I really liked this pretty house, with its lovely butterfly gates. You rarely see a well kept house with a well kept garden, most here have been one or the other.

 

 

 

Next was a car picnic at the Chutes du Carbet. I had the female to feed while this male red throated bullfinch was happy to eat from Bears hand, too quick for me to photo.

 

 

Next up was this little chap, who didn't like bread, with these eyes looking up imploring - I found myself sharing my cheese triangles which he loved

 

 

         

 

Next was a half hour walk to see the tallest waterfall in The Antilles. I had said I was waterfalled out unless it was Angel or Niagara, but, it was a good stroll along very well laid paths. I crossed the bridge and happily watched the local fauna taking a bath.
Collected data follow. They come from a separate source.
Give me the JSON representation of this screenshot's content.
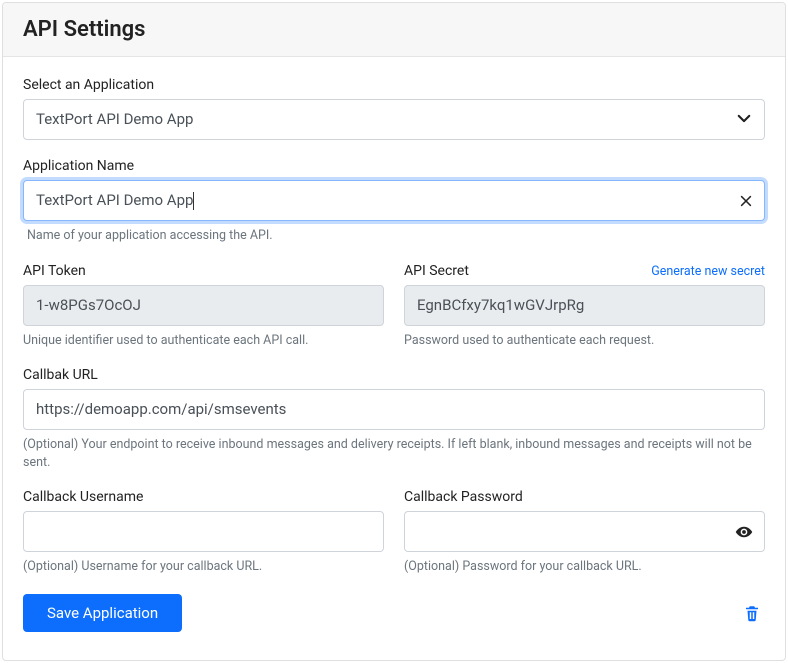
{
  "header": {
    "title": "API Settings"
  },
  "selectApp": {
    "label": "Select an Application",
    "value": "TextPort API Demo App"
  },
  "appName": {
    "label": "Application Name",
    "value": "TextPort API Demo App",
    "hint": "Name of your application accessing the API."
  },
  "apiToken": {
    "label": "API Token",
    "value": "1-w8PGs7OcOJ",
    "hint": "Unique identifier used to authenticate each API call."
  },
  "apiSecret": {
    "label": "API Secret",
    "value": "EgnBCfxy7kq1wGVJrpRg",
    "link": "Generate new secret",
    "hint": "Password used to authenticate each request."
  },
  "callbackUrl": {
    "label": "Callbak URL",
    "value": "https://demoapp.com/api/smsevents",
    "hint": "(Optional) Your endpoint to receive inbound messages and delivery receipts. If left blank, inbound messages and receipts will not be sent."
  },
  "callbackUser": {
    "label": "Callback Username",
    "value": "",
    "hint": "(Optional) Username for your callback URL."
  },
  "callbackPass": {
    "label": "Callback Password",
    "value": "",
    "hint": "(Optional) Password for your callback URL."
  },
  "actions": {
    "save": "Save Application"
  }
}
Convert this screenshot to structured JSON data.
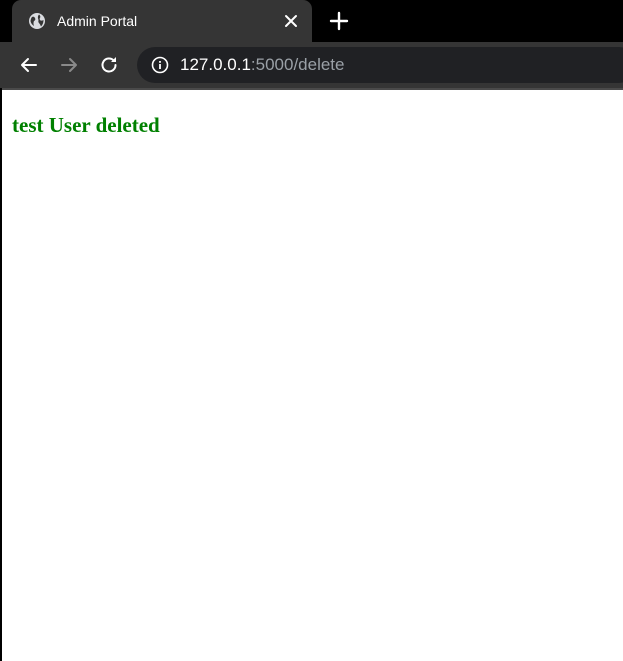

I thought you was watching an otter or something - get going. "Bully".

 

         

 

That is it, no more waterfalls, it looked just the same as Dominica. The rain clouds were forming, just time to feed this little girl and wend our way.

 

 

 

Last stop was at the enormous Carrefour to stock up on heavy items and a new bouquet for me at the princely sum of 4.77.

 

ALL IN ALL we feel we have had a good crack at Guadeloupe and all it has to offer. Minus going out to eat at night which would make your eyes bleed on seeing the bill. On the marina we worked out a small lobster and trimmings £100.